Abstract

Abstract China, the world’s largest exporter of goods, burns nearly half of coal worldwide. Moreover, the main fuel source of global carbon emissions is still coal. Therefore, controlling China’s coal consumption is critical to global emissions reductions. Existing production-based accounting principles emphasize on the direct coal use within the geographic territory, while ignoring indirect use driven by external demand in worldwide trading. Through measuring mainland China’s external-demand coal consumption with multi-regional input-output model and decomposing key factors with structure decomposition analysis, this work is aimed to systematically investigate how external demand affects the direct and indirect coal consumption in mainland China. The results show that mainland China is still a net exporter of embodied coal, which means that coal consumption of its own country to meet external demand is much higher than that used abroad to meet final domestic demand.

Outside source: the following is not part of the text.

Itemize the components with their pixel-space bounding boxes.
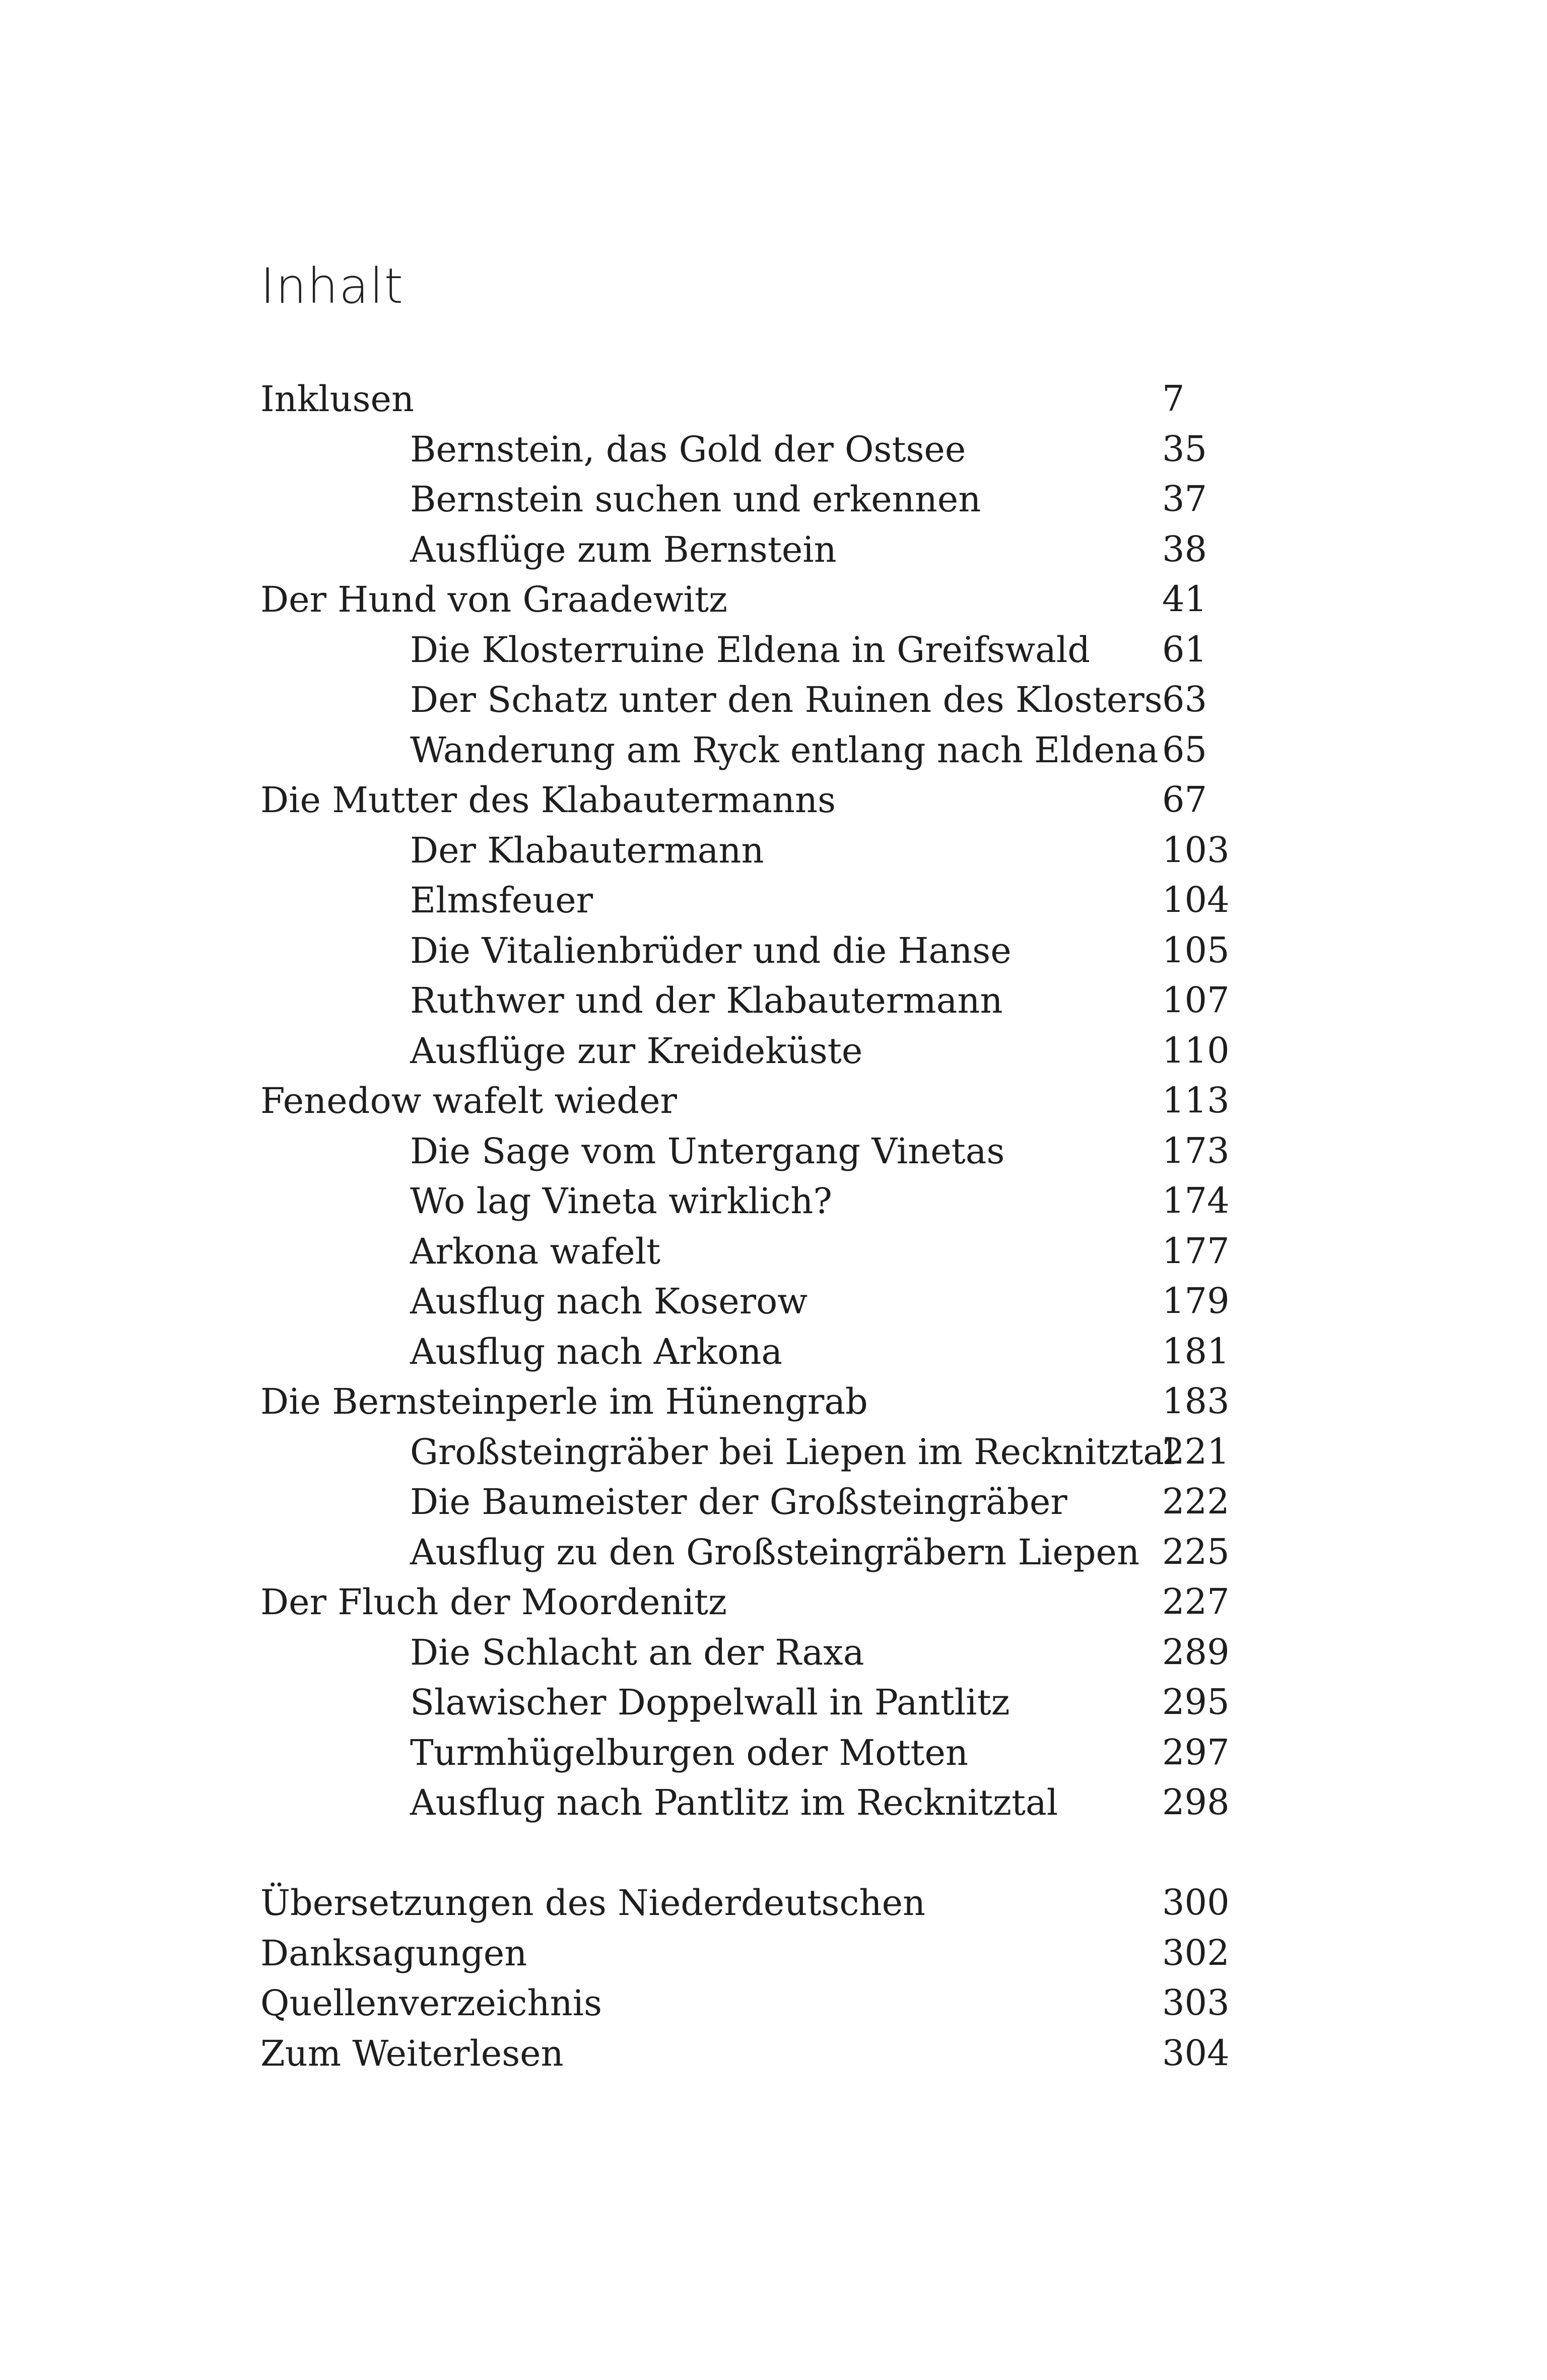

Furthermore, in mainland China’s external-demand consumption, intermediate goods exports account for a large proportion. As for sectoral details, “petroleum, chemical and non-metallic mineral products”, “electricity, gas and water” and “metal products” are top three export departments; as for regional details, the United States, Japan, Hong Kong and Germany are major demanders. Among the composition of external-demand consumption, “household final consumption” consumes the most mainland China’s embodied coal, followed by “gross fixed capital formation”. The decomposition results indicate that the flourishing global intermediate goods trade and the large-scale transfer of external demand to mainland China have become the main impetus to promote the growth of mainland China’s external-demand embodied coal consumption, while the decline in mainland China’s coal use intensity has effectively suppressed this growth. Controlling external-demand coal consumption provides a new perspective for China to control the total amount of coal consumption. This work also provides a reference of the research framework to investigate coal consumption in export-oriented developing economies.